While I agree that my proof is blunt, yours doesn’t prove that .999… is equal to -1. With your assumption, the infinite 9’s behave like they’re finite, adding the 0 to the end, and you forgot to move the decimal point in the beginning of the number when you multiplied by 10.

x=0.999…999

10x=9.999…990 assuming infinite decimals behave like finite ones.

Now x - 10x = 0.999…999 - 9.999…990

-9x = -9.000…009

x = 1.000…001

Thus, adding or subtracting the infinitesimal makes no difference, meaning it behaves like 0.

Edit: Having written all this I realised that you probably meant the infinitely large number consisting of only 9’s, but with infinity you can’t really prove anything like this. You can’t have one infinite number being 10 times larger than another. It’s like assuming division by 0 is well defined.

0a=0b, thus

a=b, meaning of course your …999 can equal -1.

Edit again: what my proof shows is that even if you assume that .000…001≠0, doing regular algebra makes it behave like 0 anyway. Your proof shows that you can’t to regular maths with infinite numbers, which wasn’t in question. Infinity exists, the infinitesimal does not.

x=.9999…

10x=9.9999…

Subtract x from both sides

9x=9

x=1

There it is, folks.

You have 20 apples that you put into 5 boxes. “How many apples per box?” 20/5=4. Easy.

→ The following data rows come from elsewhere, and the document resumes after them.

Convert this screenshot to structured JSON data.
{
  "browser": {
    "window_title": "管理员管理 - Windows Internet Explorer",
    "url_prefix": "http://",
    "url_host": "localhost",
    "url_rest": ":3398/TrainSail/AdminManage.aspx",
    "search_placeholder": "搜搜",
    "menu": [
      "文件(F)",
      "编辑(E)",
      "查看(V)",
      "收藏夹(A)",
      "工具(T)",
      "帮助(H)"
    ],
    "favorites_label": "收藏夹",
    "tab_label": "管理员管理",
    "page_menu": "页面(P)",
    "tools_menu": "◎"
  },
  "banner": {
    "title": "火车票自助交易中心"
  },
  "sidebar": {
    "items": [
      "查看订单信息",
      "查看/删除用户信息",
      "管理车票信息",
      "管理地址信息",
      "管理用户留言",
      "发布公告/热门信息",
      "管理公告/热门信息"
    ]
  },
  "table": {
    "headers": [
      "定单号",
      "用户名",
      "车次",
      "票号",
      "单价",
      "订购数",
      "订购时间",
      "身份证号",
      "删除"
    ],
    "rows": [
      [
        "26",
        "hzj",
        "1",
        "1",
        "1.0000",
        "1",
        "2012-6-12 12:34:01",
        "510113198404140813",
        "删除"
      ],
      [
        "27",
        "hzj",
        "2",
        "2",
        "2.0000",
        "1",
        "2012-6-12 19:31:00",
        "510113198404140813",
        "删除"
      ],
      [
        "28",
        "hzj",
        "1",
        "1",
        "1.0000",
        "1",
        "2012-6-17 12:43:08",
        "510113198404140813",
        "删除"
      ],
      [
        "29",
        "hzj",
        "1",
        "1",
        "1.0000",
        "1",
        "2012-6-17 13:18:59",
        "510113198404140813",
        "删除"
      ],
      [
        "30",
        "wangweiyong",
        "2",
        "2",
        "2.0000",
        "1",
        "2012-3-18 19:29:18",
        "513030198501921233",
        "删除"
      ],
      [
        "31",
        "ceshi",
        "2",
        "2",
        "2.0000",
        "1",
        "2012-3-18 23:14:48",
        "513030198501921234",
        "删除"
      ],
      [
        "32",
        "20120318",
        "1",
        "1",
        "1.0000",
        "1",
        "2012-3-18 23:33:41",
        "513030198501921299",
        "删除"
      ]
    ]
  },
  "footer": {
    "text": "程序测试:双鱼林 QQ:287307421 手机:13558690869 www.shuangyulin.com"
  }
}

You have 20 apples that you put into half a box. “How many apples per box?” 20/0.5=40. You can see how 20 apples in half of a box implies 40 apples per full box.

You have 20 apples that you don’t put into anything. “How many apples per box?” 20/0=? What box? What are you talking about? How can you suggest that there are a number of apples per box when there’s no box to begin with? Lunatic!